From: Mathieu Desnoyers
Date: Tue Dec 01 2020 - 09:31:53 EST


----- On Dec 1, 2020, at 5:06 AM, Peter Zijlstra peterz@xxxxxxxxxxxxx wrote:

> On Mon, Nov 30, 2020 at 09:50:34AM -0800, Andy Lutomirski wrote:
>> It seems to be that most RSEQ membarrier users will expect any
>> stores done before the membarrier() syscall to be visible to the
>> target task(s). While this is extremely likely to be true in
>> practice, nothing actually guarantees it by a strict reading of the
>> x86 manuals. Rather than providing this guarantee by accident and
>> potentially causing a problem down the road, just add an explicit
>> barrier.
>
> A very long time ago; when Jens introduced smp_call_function(), we had
> this discussion. At the time Linus said that receiving an interrupt had
> better be ordering, and if it is not, then it's up to the architecture
> to handle that before it gets into the common code.
>
> https://lkml.kernel.org/r/alpine.LFD.2.00.0902180744520.21686@localhost.localdomain
>
> Maybe we want to revisit this now, but there might be a fair amount of
> code relying on all this by now.
>
> Documenting it better might help.

Considering that we already have this in membarrier ipi_mb :

static void ipi_mb(void *info)
{
smp_mb(); /* IPIs should be serializing but paranoid. */
}

I think it makes sense to add this same smp_mb() in the ipi_rseq if the expected
behavior is to order memory accesses as well, and have the same level of paranoia as
the ipi_mb.

Thanks,

Mathieu


>
>> Signed-off-by: Andy Lutomirski <luto@xxxxxxxxxx>
>> ---
>> kernel/sched/membarrier.c | 8 ++++++++
>> 1 file changed, 8 insertions(+)
>>
>> diff --git a/kernel/sched/membarrier.c b/kernel/sched/membarrier.c
>> index e23e74d52db5..7d98ef5d3bcd 100644
>> --- a/kernel/sched/membarrier.c
>> +++ b/kernel/sched/membarrier.c
>> @@ -40,6 +40,14 @@ static void ipi_mb(void *info)
>>
>> static void ipi_rseq(void *info)
>> {
>> + /*
>> + * Ensure that all stores done by the calling thread are visible
>> + * to the current task before the current task resumes.
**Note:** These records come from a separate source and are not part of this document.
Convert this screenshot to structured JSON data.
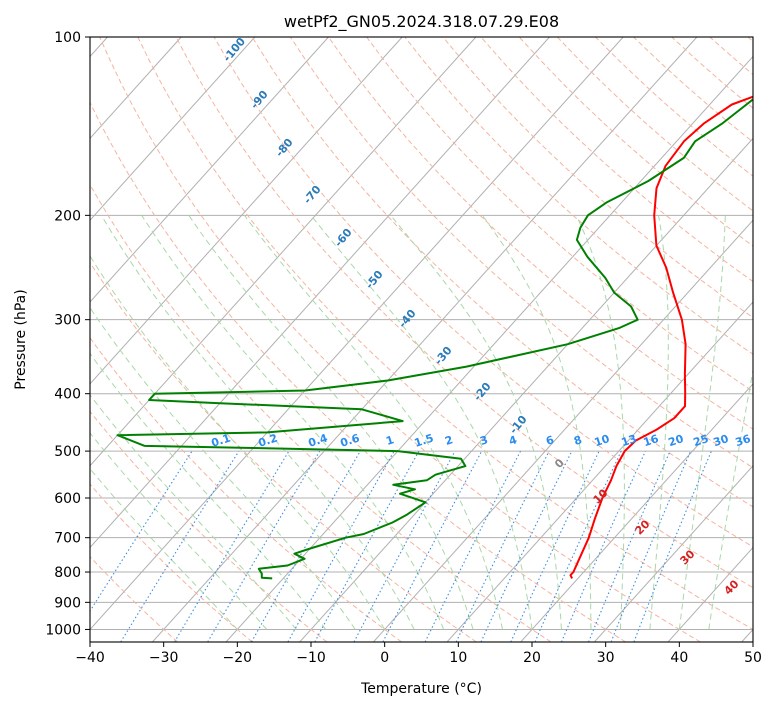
{
  "chart_data": {
    "type": "line",
    "title": "wetPf2_GN05.2024.318.07.29.E08",
    "xlabel": "Temperature (°C)",
    "ylabel": "Pressure (hPa)",
    "xlim": [
      -40,
      50
    ],
    "ylim": [
      1050,
      100
    ],
    "y_scale": "log",
    "x_ticks": [
      -40,
      -30,
      -20,
      -10,
      0,
      10,
      20,
      30,
      40,
      50
    ],
    "y_ticks": [
      100,
      200,
      300,
      400,
      500,
      600,
      700,
      800,
      900,
      1000
    ],
    "grid": true,
    "skew": true,
    "series": [
      {
        "role": "temperature",
        "color": "#ff0000",
        "points": [
          [
            19.2,
            820
          ],
          [
            18.6,
            810
          ],
          [
            18.6,
            800
          ],
          [
            17.8,
            760
          ],
          [
            16.5,
            700
          ],
          [
            15,
            650
          ],
          [
            13.5,
            600
          ],
          [
            12.5,
            560
          ],
          [
            11.5,
            530
          ],
          [
            10.8,
            500
          ],
          [
            11,
            480
          ],
          [
            12.5,
            460
          ],
          [
            13.5,
            440
          ],
          [
            13.5,
            420
          ],
          [
            12,
            400
          ],
          [
            9.5,
            370
          ],
          [
            6,
            330
          ],
          [
            2.5,
            300
          ],
          [
            -2,
            270
          ],
          [
            -6,
            245
          ],
          [
            -10,
            225
          ],
          [
            -14,
            200
          ],
          [
            -17,
            180
          ],
          [
            -18.5,
            165
          ],
          [
            -19,
            150
          ],
          [
            -18.5,
            140
          ],
          [
            -17,
            130
          ],
          [
            -13,
            122
          ],
          [
            -10,
            115
          ],
          [
            -8,
            108
          ],
          [
            -6.5,
            103
          ],
          [
            -5.5,
            100
          ]
        ]
      },
      {
        "role": "dewpoint",
        "color": "#008000",
        "points": [
          [
            -21.5,
            820
          ],
          [
            -23,
            818
          ],
          [
            -23.5,
            805
          ],
          [
            -24.5,
            790
          ],
          [
            -21,
            780
          ],
          [
            -19.5,
            760
          ],
          [
            -21.5,
            745
          ],
          [
            -20,
            730
          ],
          [
            -16.5,
            700
          ],
          [
            -14.5,
            690
          ],
          [
            -12,
            660
          ],
          [
            -11,
            640
          ],
          [
            -10,
            610
          ],
          [
            -14.5,
            590
          ],
          [
            -13,
            580
          ],
          [
            -16.5,
            570
          ],
          [
            -12.5,
            560
          ],
          [
            -12,
            548
          ],
          [
            -9,
            530
          ],
          [
            -10.5,
            515
          ],
          [
            -20,
            500
          ],
          [
            -40,
            494
          ],
          [
            -55,
            490
          ],
          [
            -60,
            470
          ],
          [
            -40,
            465
          ],
          [
            -23,
            445
          ],
          [
            -30,
            425
          ],
          [
            -50,
            415
          ],
          [
            -60,
            410
          ],
          [
            -60,
            400
          ],
          [
            -40,
            395
          ],
          [
            -30,
            380
          ],
          [
            -21,
            360
          ],
          [
            -10,
            330
          ],
          [
            -5,
            310
          ],
          [
            -3.5,
            300
          ],
          [
            -6,
            285
          ],
          [
            -10,
            270
          ],
          [
            -13,
            255
          ],
          [
            -18,
            235
          ],
          [
            -21.5,
            220
          ],
          [
            -22.5,
            210
          ],
          [
            -23,
            200
          ],
          [
            -22,
            190
          ],
          [
            -19,
            175
          ],
          [
            -17,
            160
          ],
          [
            -17.5,
            150
          ],
          [
            -16,
            140
          ],
          [
            -14.5,
            125
          ],
          [
            -12.5,
            110
          ],
          [
            -9.5,
            100
          ]
        ]
      }
    ],
    "reference_labels": {
      "dry_adiabats": [
        "-100",
        "-90",
        "-80",
        "-70",
        "-60",
        "-50",
        "-40",
        "-30",
        "-20",
        "-10"
      ],
      "mixing_ratios": [
        "0.1",
        "0.2",
        "0.4",
        "0.6",
        "1",
        "1.5",
        "2",
        "3",
        "4",
        "6",
        "8",
        "10",
        "13",
        "16",
        "20",
        "25",
        "30",
        "36"
      ],
      "moist_adiabats": [
        "0",
        "10",
        "20",
        "30",
        "40"
      ]
    }
  }
}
We could
>> + * probably optimize this away on most architectures, but by the
>> + * time we've already sent an IPI, the cost of the extra smp_mb()
>> + * is negligible.
>> + */
>> + smp_mb();
>> rseq_preempt(current);
>> }
>
> So I think this really isn't right.

--
Mathieu Desnoyers
EfficiOS Inc.
http://www.efficios.com